What we did with our scalaMap variable above is that we created a Map that took a String as key and Int as value, so when we called the contains method and passed it an Int, it failed. The contains method implementation in Scala internally calls the get method to check if the key is contained in the collection. Now let's see what happens if we import the JavaConversions:

scala> import scala.collection.JavaConversions._
import scala.collection.JavaConversions._

scala> scalaMap.contains(1)
res1: Boolean = false

It kind of worked and returned false. Practically speaking the variable scalaMap does not contain 1, so returning false would look like the right thing to do. What was compromised here is the type safety that we had before importing the JavaConversions.
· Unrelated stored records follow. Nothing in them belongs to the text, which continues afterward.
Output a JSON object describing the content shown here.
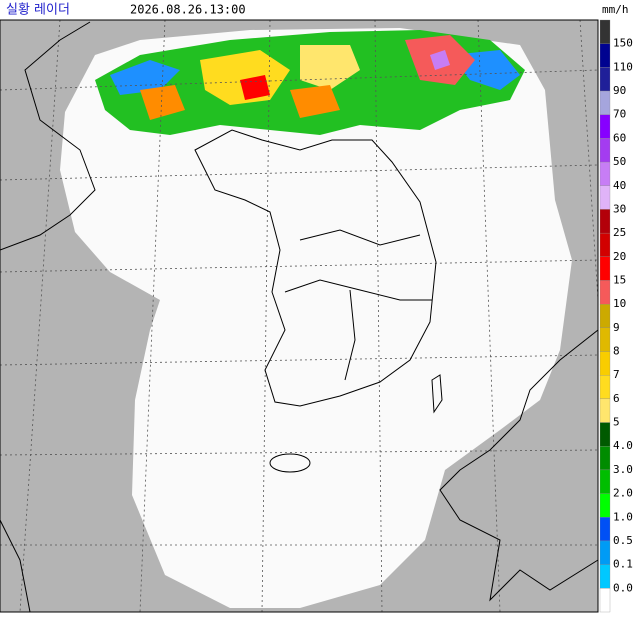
{
  "header": {
    "title": "실황 레이더",
    "time": "2026.08.26.13:00"
  },
  "legend": {
    "unit": "mm/h",
    "labels": [
      "150",
      "110",
      "90",
      "70",
      "60",
      "50",
      "40",
      "30",
      "25",
      "20",
      "15",
      "10",
      "9",
      "8",
      "7",
      "6",
      "5",
      "4.0",
      "3.0",
      "2.0",
      "1.0",
      "0.5",
      "0.1",
      "0.0"
    ],
    "colors": [
      "#333333",
      "#000390",
      "#1f1f99",
      "#a5a5dd",
      "#8700ff",
      "#a43cf0",
      "#c77df5",
      "#e0b3f8",
      "#b3000a",
      "#d20000",
      "#ff0000",
      "#f55a5a",
      "#ccaa00",
      "#e0b900",
      "#f9cd00",
      "#ffdc1f",
      "#ffe66d",
      "#005a00",
      "#008c00",
      "#00be00",
      "#00ff00",
      "#0050f5",
      "#009bf5",
      "#00c8ff",
      "#ffffff"
    ]
  }
}
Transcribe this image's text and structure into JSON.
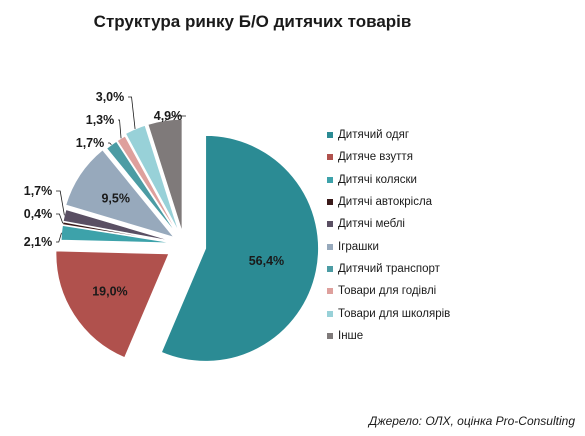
{
  "chart_data": {
    "type": "pie",
    "title": "Структура ринку Б/О дитячих товарів",
    "categories": [
      "Дитячий одяг",
      "Дитяче взуття",
      "Дитячі коляски",
      "Дитячі автокрісла",
      "Дитячі меблі",
      "Іграшки",
      "Дитячий транспорт",
      "Товари для годівлі",
      "Товари для школярів",
      "Інше"
    ],
    "values": [
      56.4,
      19.0,
      2.1,
      0.4,
      1.7,
      9.5,
      1.7,
      1.3,
      3.0,
      4.9
    ],
    "labels": [
      "56,4%",
      "19,0%",
      "2,1%",
      "0,4%",
      "1,7%",
      "9,5%",
      "1,7%",
      "1,3%",
      "3,0%",
      "4,9%"
    ],
    "colors": [
      "#2b8b94",
      "#b0514d",
      "#3da2aa",
      "#3a1a1a",
      "#5a4f63",
      "#97a9bc",
      "#4c9ca4",
      "#dea09d",
      "#98d1d8",
      "#7f7a7a"
    ],
    "legend_position": "right"
  },
  "source": "Джерело: ОЛХ, оцінка Pro-Consulting"
}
Soon after importing the JavaConversions package, the Scala compiler gives an implicit call to the MapWrapper class wherein the MapWrapper class implements the containsKey method from the Java library and the implementation looks like this in the Scala library's MapWrapper class

    override def containsKey(key: AnyRef): Boolean = try {
    // Note: Subclass of collection.Map with specific key type may redirect generic
    // contains to specific contains, which will throw a ClassCastException if the
    // wrong type is passed. This is why we need a type cast to A inside a try/catch.
    underlying.contains(key.asInstanceOf[A])
    } catch {
        case ex: ClassCastException => false
    }

As it can be see, the containsKey takes an Object / AnyRef rather than the specific type which in our case is a String. With JavaConversions, we went down from a stricter type to a more looser type. Let's see now how we could retain the stricter type by being a bit more explicit, using the JavaConverters!

scala> val scalaMap = Map("A" -> 1)
scalaMap: scala.collection.immutable.Map[String,Int] = Map(A -> 1)

scala> import scala.collection.JavaConverters._
import scala.collection.JavaConverters._

scala> scalaMap.contains(1)
error: type mismatch;
    found   : Int(1)
    required: String
    scalaMap.contains(1)
    ^

Did you see the difference? There is now no implicit conversion between the Java and Scala collection types. If you want the scalaMap variable to be a java.util.Map, you now have to be explicit as below:

scala> scalaMap.asJava
res0: java.util.Map[String,Int] = {A=1}

So from my point of view, it is better to be explicit which would imply to use the JavaConverters instead of JavaConversions.